Skinner bent over and studied the man with the bloody shoulder, who was breathing loudly but steadily. Skinner said he didn’t recognize him.

“We call him Lester. He’s a private eye,” Gillian volunteered.

“Sammy, listen to me,” Skinner said. “There’s a sick fucker with a taped-up hand chasing after Honey. He’s got a johnboat, and he’s also carryin’ a sawed-off. You seen him?”

Gillian started to blurt something but the Seminole silenced her with a glare.

“Sammy?” Skinner said evenly.

“No, I haven’t seen anybody like that.” Sammy Tigertail hated lying to Mr. Skinner, but he didn’t need another corpse in his life.

“Tell him the truth. You didn’t do anything wrong,” said Gillian.

The Indian watched helplessly as she wrapped herself in the blanket and hurried to the other side of the campsite. She came back holding the sawed-off shotgun for Perry Skinner to see.

“Band-Aid Man was gonna shoot Lester, so Thlocko whacked him on the head,” she said.

“You kill him?” Skinner asked.

Sammy Tigertail shrugged. “He looked pretty dead. Smelled dead, too.”

“That would be wonderful news.” Skinner came very close to smiling.

“I didn’t mean to hit the man so hard.”

“We’ll take care of it, Sammy. Don’t worry.”

“Where was your wife headed?” the Seminole asked.

“Out here somewheres. And it’s ‘ex-wife,’ Sammy. She was taking some friends on a kayak tour.”

“How many people?”

“A man and a woman from Texas,” Skinner said.

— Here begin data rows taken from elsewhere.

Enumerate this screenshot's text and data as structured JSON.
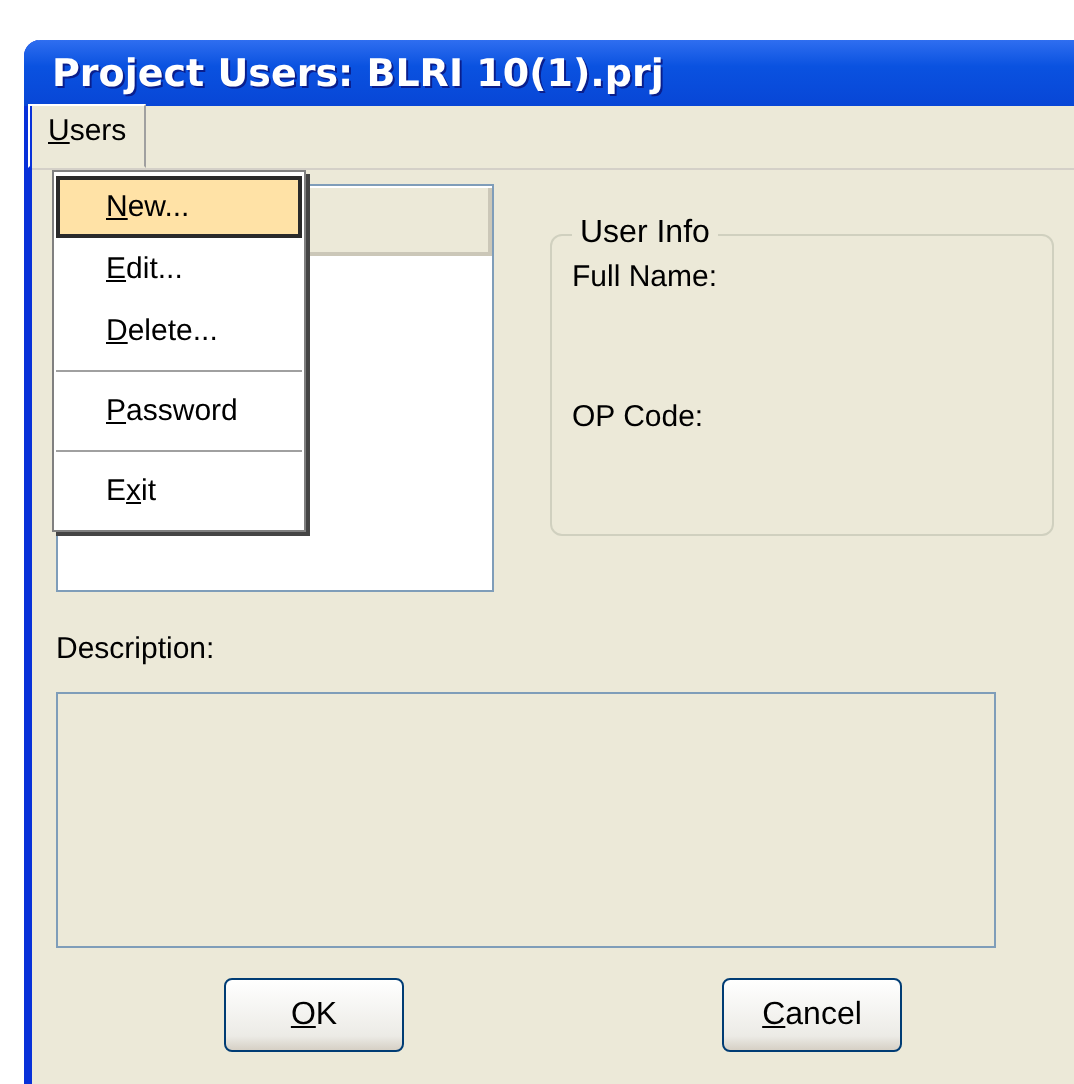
{
  "window": {
    "title": "Project Users: BLRI 10(1).prj"
  },
  "menu_bar": [
    {
      "key": "U",
      "rest": "sers",
      "open": true
    }
  ],
  "menu": {
    "items": [
      {
        "kind": "item",
        "key": "N",
        "rest": "ew...",
        "selected": true
      },
      {
        "kind": "item",
        "key": "E",
        "rest": "dit...",
        "selected": false
      },
      {
        "kind": "item",
        "key": "D",
        "rest": "elete...",
        "selected": false
      },
      {
        "kind": "separator"
      },
      {
        "kind": "item",
        "key": "P",
        "rest": "assword",
        "selected": false
      },
      {
        "kind": "separator"
      },
      {
        "kind": "item",
        "lead": "E",
        "key": "x",
        "rest": "it",
        "selected": false
      }
    ]
  },
  "user_info": {
    "title": "User Info",
    "fields": [
      "Full Name:",
      "OP Code:"
    ]
  },
  "description": {
    "label": "Description:"
  },
  "buttons": [
    {
      "key": "O",
      "rest": "K"
    },
    {
      "key": "C",
      "rest": "ancel"
    }
  ]
}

“The kayaks, were they red and yellow?”

“That’s right. I found ’em tied in the mangroves not far from here.”

Sammy Tigertail was pleased to know that soon he’d have the island all to himself. “I think I know where she’s campin’, Mr. Skinner. Sorry, but I stole their food and water.”

“The boats, too,” Gillian chimed in.

“Water was all I wanted but the munchies were stashed in the same bag,” the Seminole explained.

Perry Skinner said, “You’re gonna take me there right away.”

“Definitely.”

“First let me run back and get my boy. I left him in the woods.”

“We’ll wait here,” Gillian promised.

After Skinner had gone, she said, “You do not want to mess with that guy.”

Sammy Tigertail nodded. “His old lady, either.”

Gillian leaned back and admired at the blushing sky. “Hey, there’s the sun!”

“Yup. Another day in paradise.”

“What should we do with the shotgun?”

“Toss it,” said the Seminole.


Waiting for sunrise, Boyd Shreave flailed at a lone mosquito floating about his head and shoulders. It felt too cold for mosquitoes, and Shreave feared he was being pursued by a dangerous rogue.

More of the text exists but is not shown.